Numba actually has a command line tool that will help us in  identifying where numba falls back to pyobject mode from nopython mode.

```bash
!numba --annotate-html fail.html program.py
```

This will display with colors where numba accelerated the code and where it failed and jumped back to pyobject mode. 
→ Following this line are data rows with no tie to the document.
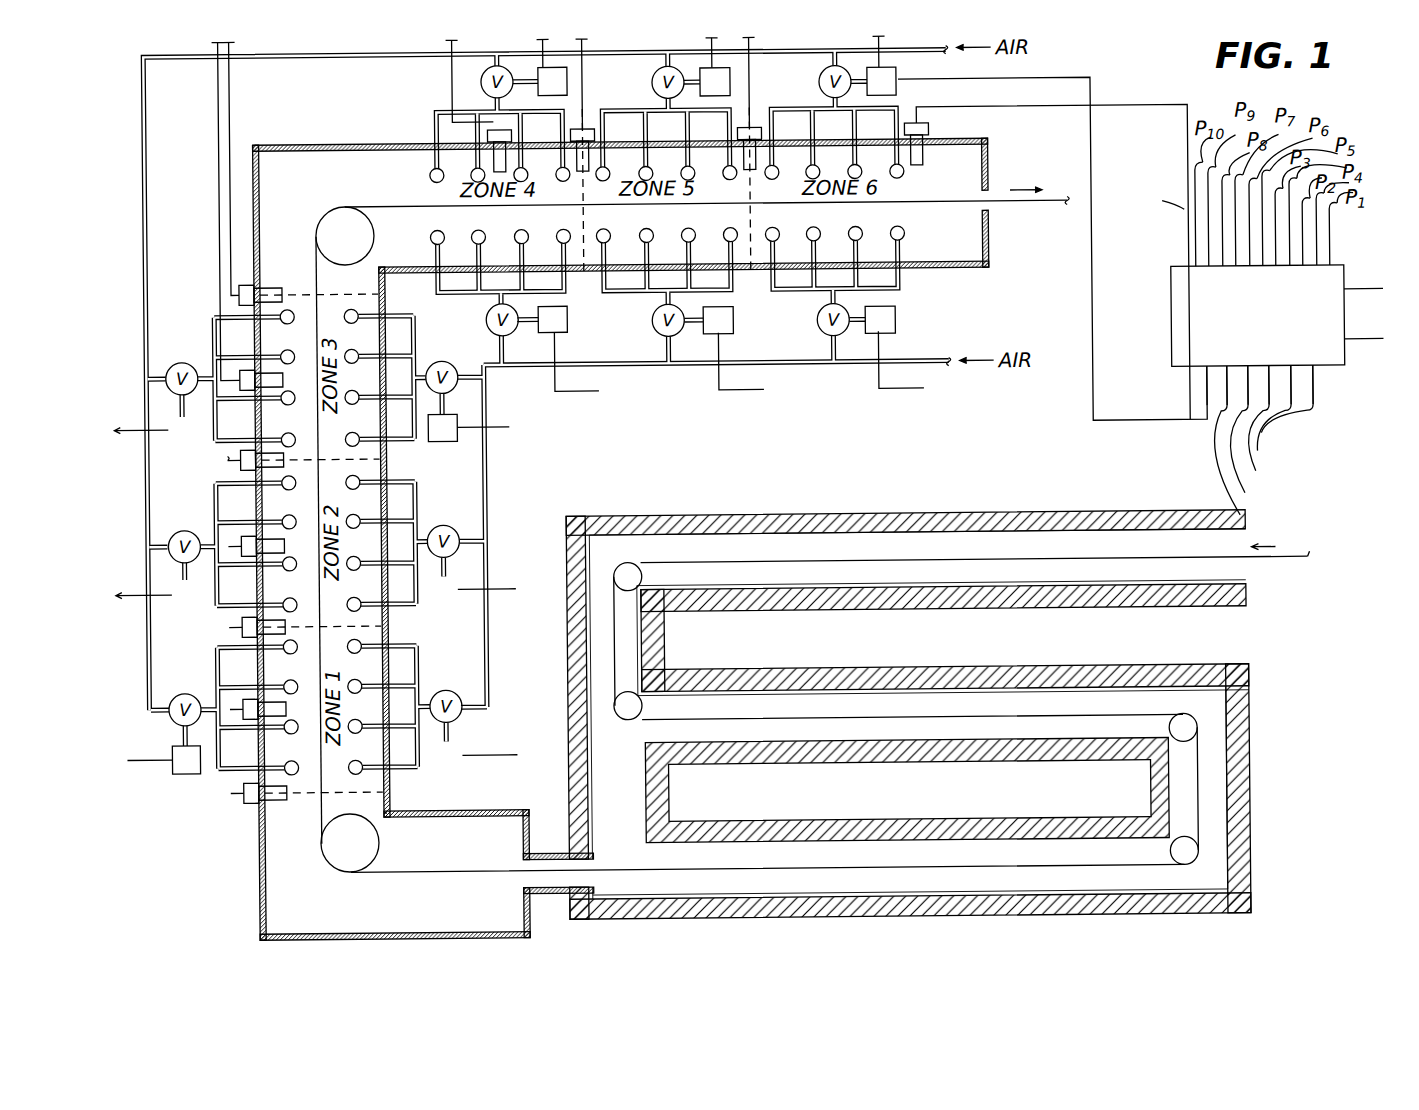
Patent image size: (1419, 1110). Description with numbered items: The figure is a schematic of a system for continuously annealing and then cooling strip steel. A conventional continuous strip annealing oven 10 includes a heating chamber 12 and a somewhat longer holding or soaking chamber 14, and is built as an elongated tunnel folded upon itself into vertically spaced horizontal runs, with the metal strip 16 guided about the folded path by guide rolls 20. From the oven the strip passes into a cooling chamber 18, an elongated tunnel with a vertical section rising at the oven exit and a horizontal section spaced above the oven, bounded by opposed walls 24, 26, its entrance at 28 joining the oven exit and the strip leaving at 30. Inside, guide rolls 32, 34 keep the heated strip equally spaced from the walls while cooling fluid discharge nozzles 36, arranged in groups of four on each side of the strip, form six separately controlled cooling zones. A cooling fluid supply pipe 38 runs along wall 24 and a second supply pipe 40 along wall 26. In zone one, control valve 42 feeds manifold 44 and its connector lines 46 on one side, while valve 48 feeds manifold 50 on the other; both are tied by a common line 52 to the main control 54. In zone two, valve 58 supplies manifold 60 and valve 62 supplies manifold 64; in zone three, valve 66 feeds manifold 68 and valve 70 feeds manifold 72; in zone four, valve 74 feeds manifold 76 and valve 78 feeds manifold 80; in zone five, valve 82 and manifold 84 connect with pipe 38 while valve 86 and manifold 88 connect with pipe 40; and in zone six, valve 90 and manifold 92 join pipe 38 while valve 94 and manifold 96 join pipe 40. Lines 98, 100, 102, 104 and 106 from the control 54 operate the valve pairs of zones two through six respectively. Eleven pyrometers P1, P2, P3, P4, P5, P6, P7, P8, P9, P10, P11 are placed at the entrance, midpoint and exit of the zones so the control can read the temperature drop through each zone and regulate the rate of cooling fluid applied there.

The continuous strip annealing oven 10 is at (900, 515).
The heating chamber 12 is at (1031, 524).
The holding or soaking chamber 14 is at (1095, 685).
The metal strip 16 is at (1272, 562).
The cooling chamber 18 is at (323, 133).
The guide rolls 20 is at (628, 563).
The wall 24 is at (258, 850).
The wall 26 is at (390, 803).
The entrance 28 is at (522, 848).
The belt exit run 30 is at (993, 202).
The guide roll 32 is at (345, 855).
The guide roll 34 is at (338, 214).
The cooling fluid discharge nozzles 36 is at (283, 760).
The cooling fluid supply pipe 38 is at (144, 190).
The second supply pipe 40 is at (714, 368).
The control valve 42 is at (165, 720).
The manifold 44 is at (215, 773).
The connector lines 46 is at (225, 689).
The valve 48 is at (441, 687).
The manifold 50 is at (415, 651).
The common line 52 is at (1338, 409).
The main control 54 is at (1350, 270).
The valve 58 is at (168, 535).
The manifold 60 is at (212, 522).
The valve 62 is at (441, 524).
The manifold 64 is at (415, 506).
The valve 66 is at (167, 366).
The manifold 68 is at (212, 350).
The valve 70 is at (457, 360).
The manifold 72 is at (414, 439).
The valve 74 is at (485, 80).
The manifold 76 is at (440, 110).
The valve 78 is at (488, 318).
The manifold 80 is at (555, 290).
The valve 82 is at (672, 67).
The manifold 84 is at (636, 110).
The valve 86 is at (674, 333).
The manifold 88 is at (657, 304).
The valve 90 is at (825, 82).
The manifold 92 is at (880, 117).
The valve 94 is at (819, 318).
The manifold 96 is at (890, 299).
The line 98 is at (1338, 420).
The line 100 is at (1332, 430).
The line 102 is at (1324, 440).
The line 104 is at (1316, 450).
The line 106 is at (1092, 426).
The pyrometer P1 is at (248, 796).
The pyrometer P2 is at (284, 703).
The pyrometer P3 is at (240, 629).
The pyrometer P4 is at (243, 550).
The pyrometer P5 is at (239, 458).
The pyrometer P6 is at (252, 384).
The pyrometer P7 is at (240, 291).
The pyrometer P8 is at (498, 157).
The pyrometer P9 is at (588, 126).
The pyrometer P10 is at (754, 126).
The pyrometer P11 is at (928, 150).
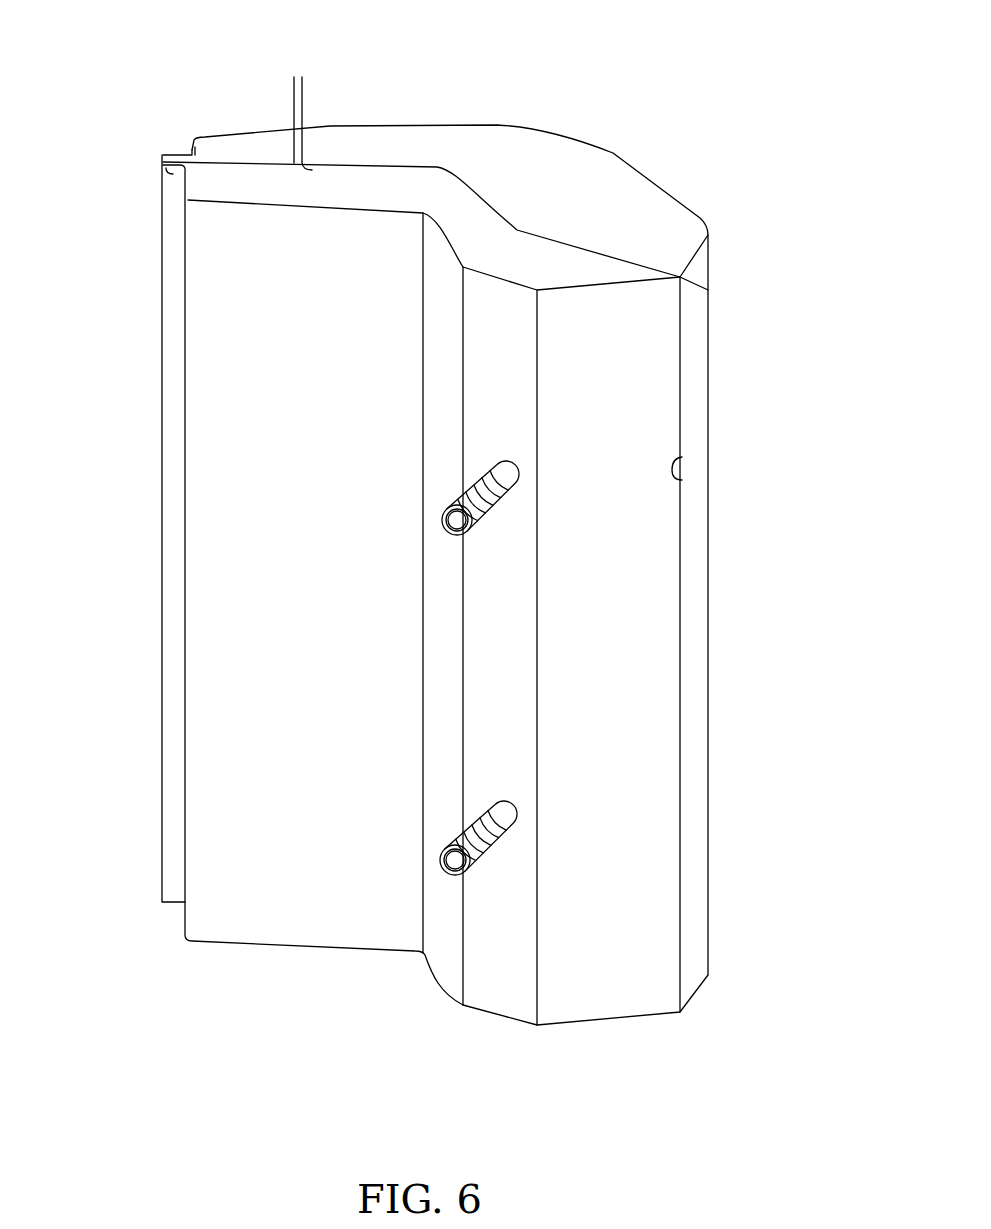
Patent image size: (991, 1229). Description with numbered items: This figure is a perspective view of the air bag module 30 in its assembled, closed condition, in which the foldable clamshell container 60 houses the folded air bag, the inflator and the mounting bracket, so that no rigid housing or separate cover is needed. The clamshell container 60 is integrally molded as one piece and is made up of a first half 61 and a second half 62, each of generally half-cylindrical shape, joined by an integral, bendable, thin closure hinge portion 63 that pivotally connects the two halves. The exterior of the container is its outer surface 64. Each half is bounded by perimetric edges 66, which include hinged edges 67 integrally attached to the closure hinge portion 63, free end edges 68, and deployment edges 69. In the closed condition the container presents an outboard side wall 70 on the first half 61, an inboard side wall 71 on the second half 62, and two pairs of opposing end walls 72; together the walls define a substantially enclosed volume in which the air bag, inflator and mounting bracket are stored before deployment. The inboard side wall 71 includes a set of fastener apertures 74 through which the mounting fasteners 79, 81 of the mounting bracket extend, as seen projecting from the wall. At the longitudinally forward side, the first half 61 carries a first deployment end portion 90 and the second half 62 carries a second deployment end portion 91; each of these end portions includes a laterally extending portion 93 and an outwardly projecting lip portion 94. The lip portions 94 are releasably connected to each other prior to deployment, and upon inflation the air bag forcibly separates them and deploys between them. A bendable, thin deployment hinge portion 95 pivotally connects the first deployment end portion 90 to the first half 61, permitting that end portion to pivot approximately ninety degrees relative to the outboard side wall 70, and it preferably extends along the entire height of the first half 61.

The air bag module 30 is at (573, 137).
The clamshell container 60 is at (675, 188).
The first half 61 is at (542, 130).
The second half 62 is at (623, 285).
The closure hinge portion 63 is at (710, 290).
The outer surface 64 is at (648, 672).
The perimetric edges 66 is at (375, 182).
The hinged edges 67 is at (682, 432).
The free end edges 68 is at (296, 109).
The deployment edges 69 is at (163, 155).
The outboard side wall 70 is at (613, 153).
The inboard side wall 71 is at (647, 553).
The end walls 72 is at (463, 208).
The fastener apertures 74 is at (490, 470).
The mounting fastener 79 is at (450, 858).
The mounting fastener 81 is at (450, 517).
The first deployment end portion 90 is at (157, 148).
The second deployment end portion 91 is at (184, 202).
The laterally extending portion 93 is at (184, 148).
The lip portion 94 is at (158, 146).
The deployment hinge portion 95 is at (188, 147).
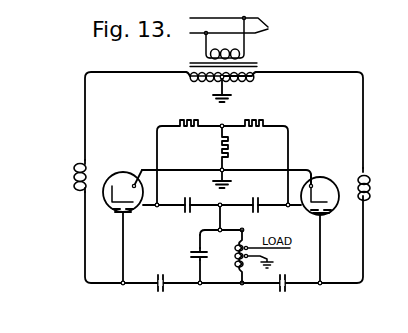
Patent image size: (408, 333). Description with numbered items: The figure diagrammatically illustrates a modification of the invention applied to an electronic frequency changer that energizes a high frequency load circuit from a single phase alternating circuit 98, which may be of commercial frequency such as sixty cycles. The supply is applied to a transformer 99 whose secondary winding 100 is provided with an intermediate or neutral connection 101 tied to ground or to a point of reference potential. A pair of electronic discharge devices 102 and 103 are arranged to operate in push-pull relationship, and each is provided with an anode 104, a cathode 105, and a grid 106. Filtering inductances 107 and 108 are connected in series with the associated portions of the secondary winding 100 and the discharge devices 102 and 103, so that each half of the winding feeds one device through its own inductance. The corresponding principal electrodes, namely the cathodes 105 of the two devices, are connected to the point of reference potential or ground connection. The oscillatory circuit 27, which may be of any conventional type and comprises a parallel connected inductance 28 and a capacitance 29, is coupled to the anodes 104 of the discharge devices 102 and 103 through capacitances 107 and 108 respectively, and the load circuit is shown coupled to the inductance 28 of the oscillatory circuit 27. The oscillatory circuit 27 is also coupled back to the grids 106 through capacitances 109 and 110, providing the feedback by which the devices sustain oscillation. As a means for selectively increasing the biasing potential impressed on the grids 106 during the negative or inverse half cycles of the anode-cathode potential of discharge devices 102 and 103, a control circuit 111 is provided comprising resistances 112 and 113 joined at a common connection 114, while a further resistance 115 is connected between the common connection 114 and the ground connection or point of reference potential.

The single phase alternating circuit 98 is at (241, 27).
The transformer 99 is at (262, 66).
The secondary winding 100 is at (202, 81).
The intermediate or neutral connection 101 is at (234, 82).
The electronic discharge device 102 is at (116, 177).
The electronic discharge device 103 is at (324, 179).
The anode 104 is at (131, 213).
The cathode 105 is at (139, 172).
The grid 106 is at (113, 213).
The filtering inductance 107 is at (80, 166).
The filtering inductance 108 is at (370, 183).
The capacitance 109 is at (186, 201).
The capacitance 110 is at (253, 204).
The control circuit 111 is at (230, 119).
The resistance 112 is at (184, 119).
The resistance 113 is at (260, 120).
The common connection 114 is at (229, 133).
The resistance 115 is at (216, 153).
The oscillatory circuit 27 is at (224, 273).
The inductance 28 is at (226, 250).
The capacitance 29 is at (191, 255).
## Forcing `nopython` mode

In [0]:
add_strings_jit = jit(nopython=True)(add_strings)

In [0]:
add_strings_jit('a', 'b')

TypingError: ignored

In [0]:
from numba import njit
# njit always jits a function in nopython mode. unlike jit 
# which tries to run the code in nopython mode if it fails
# falls back to pyobject mode
# This version of jit forces jit to execute in nopython mode. Other words accelerate the program, 
# if its not possible for numba to accelerate, it throws an error

In [0]:
add_strings_jit = njit(add_strings)

In [0]:
add_strings_jit('a', 'b')

TypingError: ignored

## Other compilation flags

There are two other main compilation flags for `@jit`

```python
cache=True
```

if you don't want to always want to get dinged by the compilation time for every run. This will actually save the compiled function into something like a `pyc` file in your `__pycache__` directory, so even between sessions you should have nice fast performance.

```python
nogil=True
```

This releases the GIL.  Note, however, that it doesn't do anything else, like make your program threadsafe.  You have to manage all of those things on your own (use `concurrent.futures`).